Five years ago he suffered a stroke. His doctor told him he might lose his leg’s movement if he didn’t exercise. Keep Well helps him do exactly what its name states, he says.

But before talking about health benefits, Pirch focuses on a smaller detail.

“It does me a lot of good. It makes me have a bath, shave and get ready to go out.”

Yet the fitness classes that give Pirch that extra boost, along with 300 other North Shore seniors each week, may soon disappear.

North Shore Keep Well is one of four North Shore seniors programs — along with Seniors’ One Stop Information and Referral Program, North Shore Seniors Peer Support and Golden Circle — that are feeling the bite of Vancouver Coastal Health’s funding cuts.

This summer, while staff were on vacation and boards in recess, the health authority warned of reductions. Ultimately $134,000 was sliced from local senior services, leaving vulnerable residents in peril, North Shore Community Resources’ executive director Li Boesen says.

Keep Well Society received an 85 per cent cut to its overall operating budget, while Seniors’ One Stop Information had 100 per cent chopped and Golden Circle and North Shore Seniors Peer Support both saw a 50 per cent disappear.

“(The 100 per cent cut) will decimate the (One-Stop) program” Boesen says, adding Vancouver Coastal Health should have worked with service providers before making the cuts.

In 1992, with the help of Coastal Health, One-Stop was created out of need, the program’s co-ordinator Liz Neal says.

Receiving 3,000 calls per year from clients and 2,000 from individuals or agencies seeking assistance for their clients, One-Stop connects seniors to community services. It’s the hub for information and a resource many programs rely on to bring clients to their doors, Neal says.

The program’s two part-time positions will be dropped. This leaves the North Shore Community Resources wondering how the front desk will be able to handle the additional workload, Neal says.

“(The cuts are) so short sighted,” she says. “We want to be seen as a part of the solution not just an add on that gets axed whenever funds aren’t available.”

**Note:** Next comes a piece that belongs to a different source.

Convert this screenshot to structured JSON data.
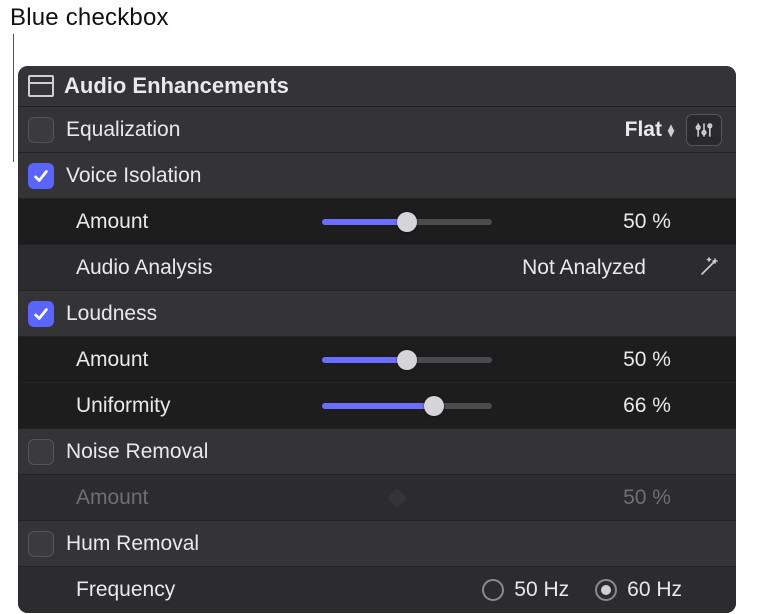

Golden Circle is the only North Shore service specific to frail seniors, says Tricia Andrew, North Shore Neighbourhood House’s manager for community services and seniors.

Over the next 20 years there will be an estimated 56 per cent increase in the North Shore’s population 65 years and older, states Coastal Health’s 2009 Community Health Profile. Like all of the programs facing funding cuts, Golden Circle keeps seniors out of acute care, saving Coastal Health money, Andrew says, adding ninety per cent of seniors have a least one chronic health condition.

These cuts have far-reaching effects beyond seniors, says Cindy Bouvet, North Shore Community Resources’ Caregiver Support Program’s coordinator. By not providing such services, more costs and support needs will weigh on families’ shoulders, she says.

“On the North Shore there are 17,000 caregivers looking after seniors. One in five people over the age of 45, looks after a senior,” Bouvet says, adding 60 per cent of seniors are cared for by seniors.

Coastal Health had to make the funding cuts in order to protect core patient services, says the authority’s spokesperson Anna Marie D’Angelo.

Although the authority received a $2.9 billion budget, more money than previous years, the cash didn’t cover operations, she says. Currently the authority has a $90-million deficit.

In March the authority was forced to cut $23.6 million in administrative support.

“The next thing we reviewed was our contracts and we have several hundred,” D’Angelo says.

The authority first checked for duplicated services and then examined services the authority provides in-house, she says, adding the cuts were made to programs that have multiple funding sources.

“On the North Shore, outside of all the seniors and acute care at Lions Gate Hospital, there’s $69 million (worth) that we do for seniors in residential care and convalescent care,” D’Angelo says. “We are trying to protect those – those are direct patient medical care.”

As for the future and possible return of funding to programs, she didn’t want to speculate.

“We are committed to meeting our budget first of all. We are committed to saving patient core services, and that is direct patient care. So you know something has got to go.”